In the cuts at Gannett, we see the nearly final evisceration of local news, an institution recognized as democratically vital even by the mainstream media's most frothing detractors. Gannett's end now looks nigh; the company is presently labouring under a hostile takeover bid by a secretive hedge fund whose only demonstrated expertise lies in "strip-mining" publications of their final morsels of profit.

In the troubles at Verizon, we see a behemoth that tried to take on Google and Facebook. Under a former executive, Tim Armstrong, the phone company bought up Yahoo and other media brands as useful pawns in a strategic war against internet giants. For similar reasons, Comcast has also ploughed money into media startups.

But Verizon quickly learned that Facebook and Google are insurmountable. When new management took over last year, it began dumping the news in favor of readier ways to make money.

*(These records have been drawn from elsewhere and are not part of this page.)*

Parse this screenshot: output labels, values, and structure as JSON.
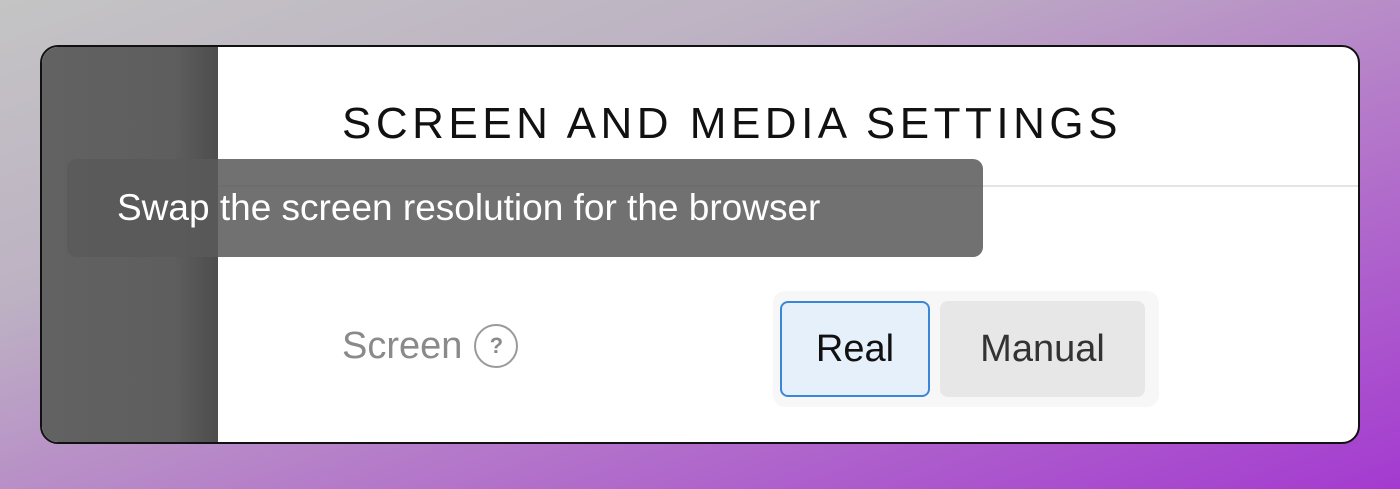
{
  "panel": {
    "title": "SCREEN AND MEDIA SETTINGS"
  },
  "tooltip": {
    "text": "Swap the screen resolution for the browser"
  },
  "screen_setting": {
    "label": "Screen",
    "help_icon_glyph": "?",
    "options": [
      {
        "label": "Real",
        "selected": true
      },
      {
        "label": "Manual",
        "selected": false
      }
    ]
  },
  "colors": {
    "selected_border": "#3a87d9",
    "selected_bg": "#e6f0fb",
    "sidebar": "#5e5e5e"
  }
}
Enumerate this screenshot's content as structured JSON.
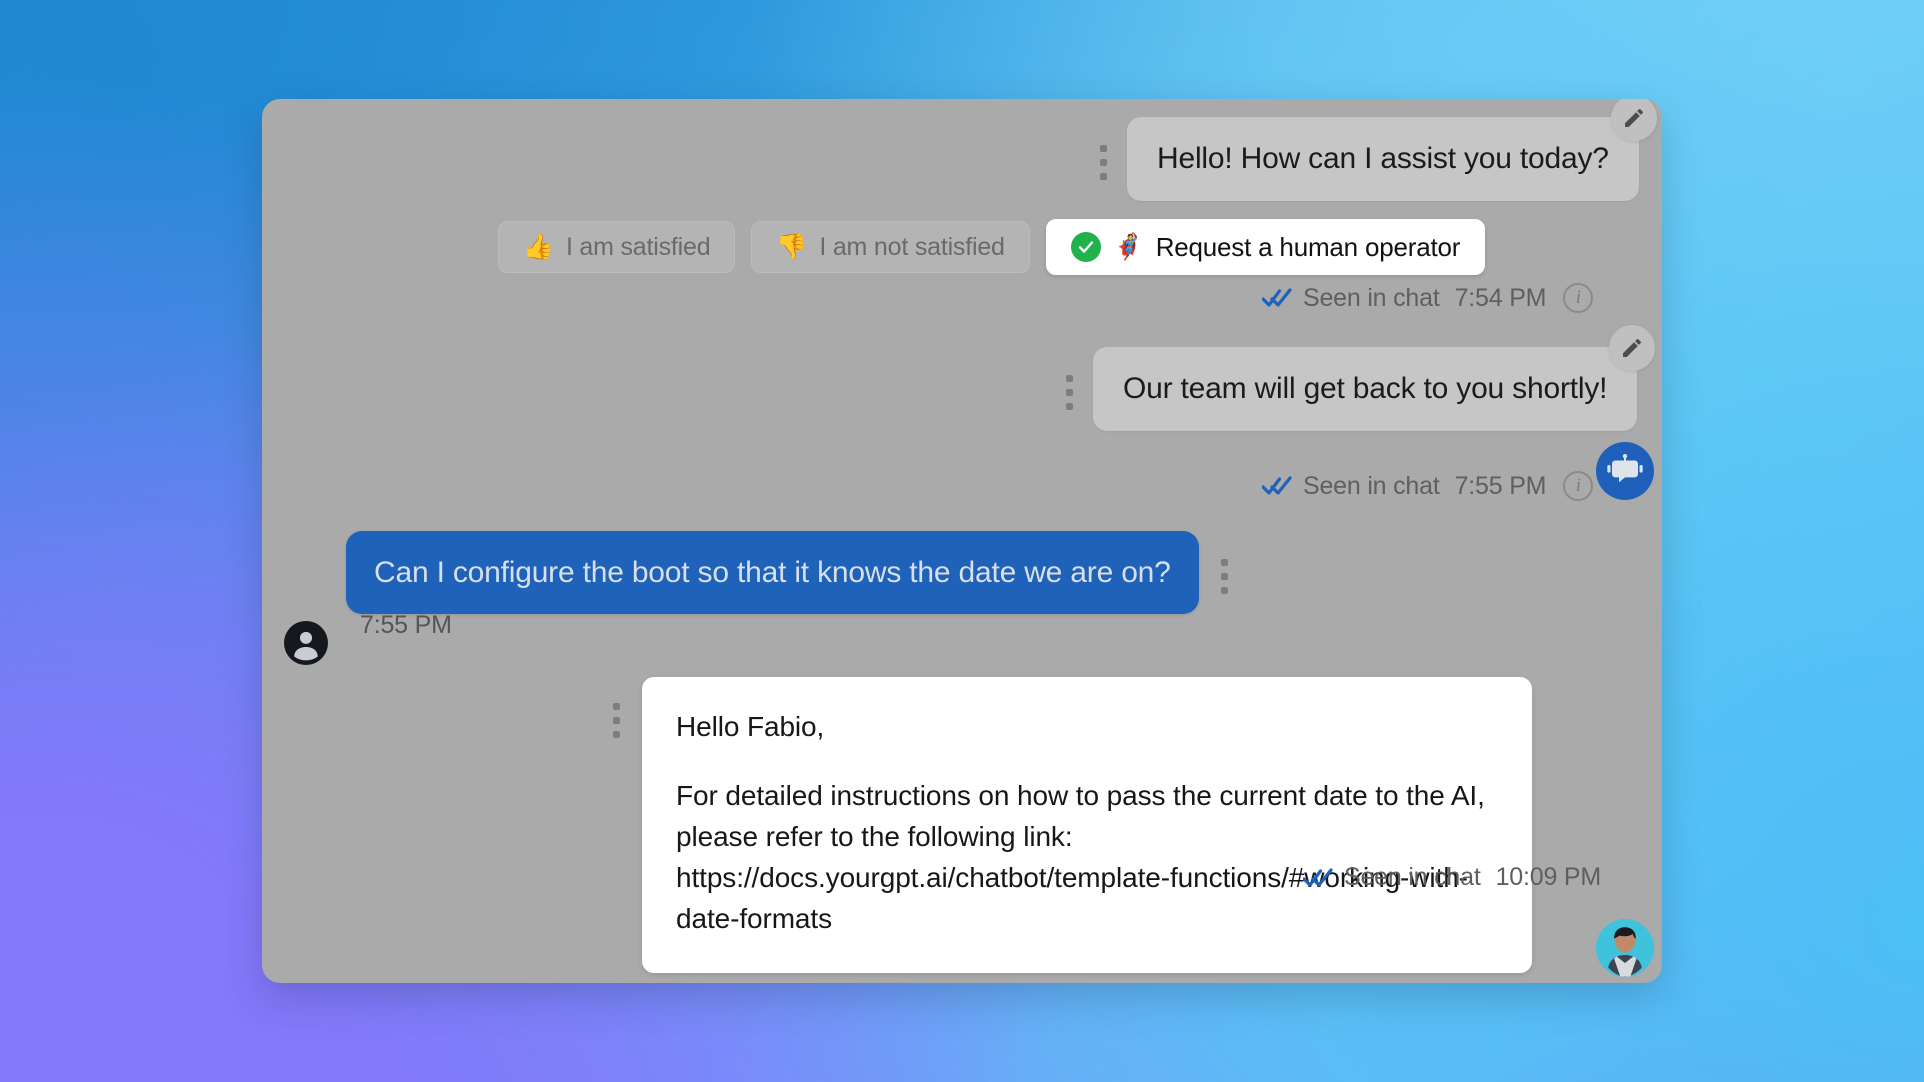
{
  "wallpaper": {
    "gradient_colors": [
      "#2189d4",
      "#3aa6e4",
      "#59c2f2",
      "#6ecdf5",
      "#4bc0f5",
      "#8478fb"
    ]
  },
  "panel": {
    "background": "#aaaaab"
  },
  "colors": {
    "bot_bubble": "#c6c6c6",
    "user_bubble": "#1e62ba",
    "agent_bubble": "#ffffff",
    "seen_check": "#1e62ba",
    "success_green": "#21b24c",
    "bot_avatar": "#1f61ba"
  },
  "conversation": {
    "messages": [
      {
        "id": "bot-greeting",
        "sender": "bot",
        "text": "Hello! How can I assist you today?",
        "status": "Seen in chat",
        "time": "7:54 PM",
        "menu_icon": "kebab-menu-icon",
        "edit_icon": "pencil-icon",
        "info_icon": "info-icon"
      },
      {
        "id": "bot-followup",
        "sender": "bot",
        "text": "Our team will get back to you shortly!",
        "status": "Seen in chat",
        "time": "7:55 PM",
        "menu_icon": "kebab-menu-icon",
        "edit_icon": "pencil-icon",
        "info_icon": "info-icon"
      },
      {
        "id": "user-question",
        "sender": "user",
        "text": "Can I configure the boot so that it knows the date we are on?",
        "time": "7:55 PM",
        "menu_icon": "kebab-menu-icon"
      },
      {
        "id": "agent-reply",
        "sender": "agent",
        "paragraph_1": "Hello Fabio,",
        "paragraph_2": "For detailed instructions on how to pass the current date to the AI, please refer to the following link: https://docs.yourgpt.ai/chatbot/template-functions/#working-with-date-formats",
        "status": "Seen in chat",
        "time": "10:09 PM",
        "menu_icon": "kebab-menu-icon"
      }
    ],
    "quick_replies": [
      {
        "id": "satisfied",
        "emoji": "👍",
        "label": "I am satisfied",
        "state": "inactive"
      },
      {
        "id": "not-satisfied",
        "emoji": "👎",
        "label": "I am not satisfied",
        "state": "inactive"
      },
      {
        "id": "human-operator",
        "emoji": "🦸",
        "label": "Request a human operator",
        "state": "selected"
      }
    ]
  }
}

It's the cuts at BuzzFeed that sting most. You may regard the site as a purveyor of silly listicles and inane quizzes. I think of it as a relentlessly experimental innovator: It's the site that gave us The Dress and published The Dossier, a company that pushed the rest of the industry to regard the digital world with seriousness and rigor.

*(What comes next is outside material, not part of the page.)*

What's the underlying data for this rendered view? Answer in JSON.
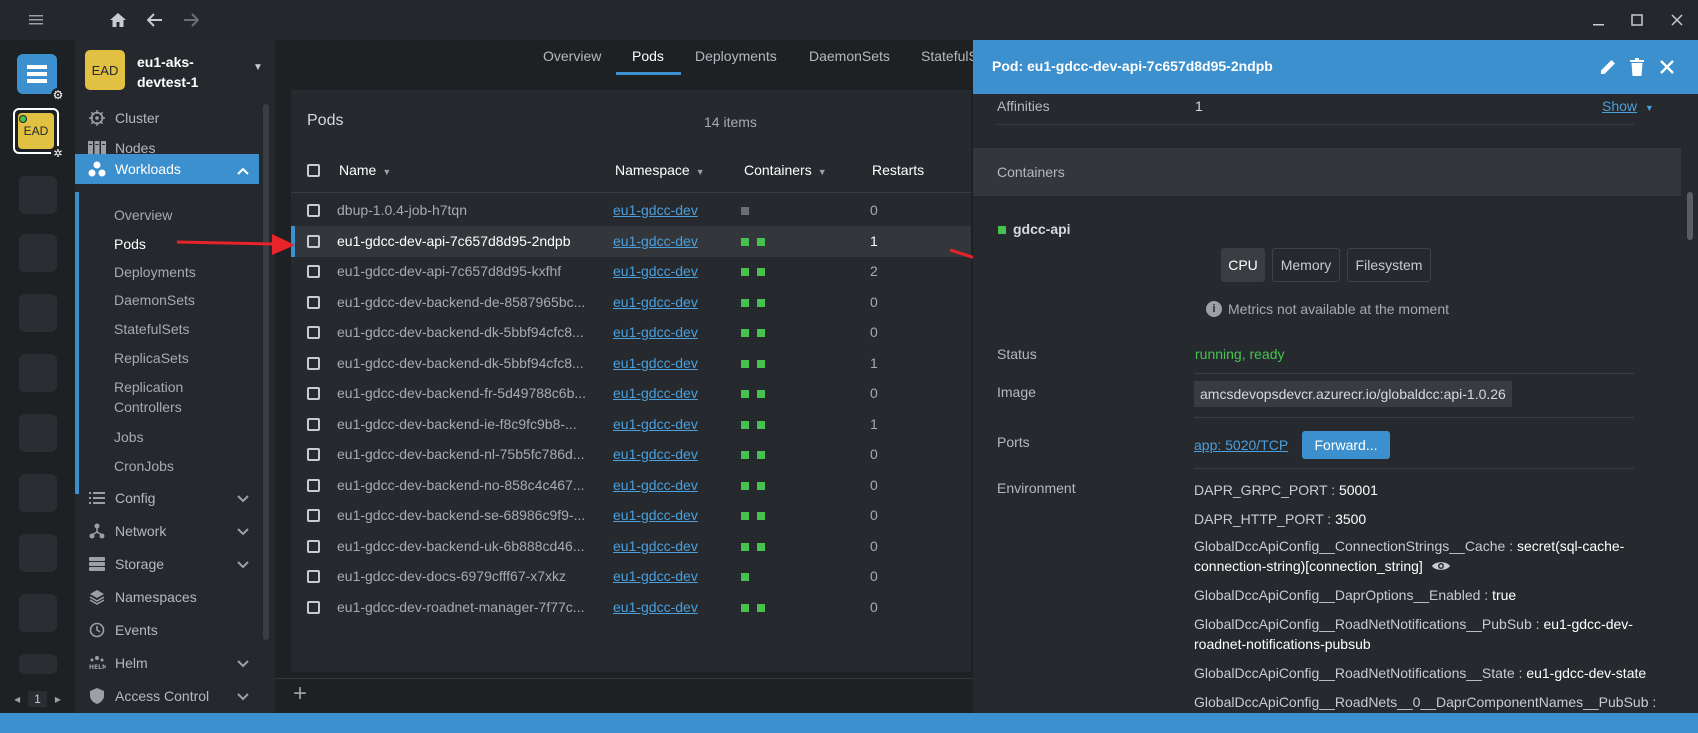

More than anyone else in media, BuzzFeed's founder, Jonah Peretti, bet on symbioses with the tech platforms. He understood that the tech giants would keep getting bigger, but to him, that was a feature, not a bug. By creating content that hooked into their algorithms, he imagined BuzzFeed getting bigger — and making money — along with them.

At the least, the layoffs suggest the tragic folly of Peretti's thinking. Google and Facebook have no economic incentive for symbiosis; everything BuzzFeed can do for them can also be done by the online hordes who'll make content without pay.

So where does that leave media? Bereft.

It is the rare publication that can survive on subscriptions, and the rarer one that will be saved by billionaires. Digital media needs a way to profitably serve the masses. If even BuzzFeed couldn't hack that, we are well and truly hosed.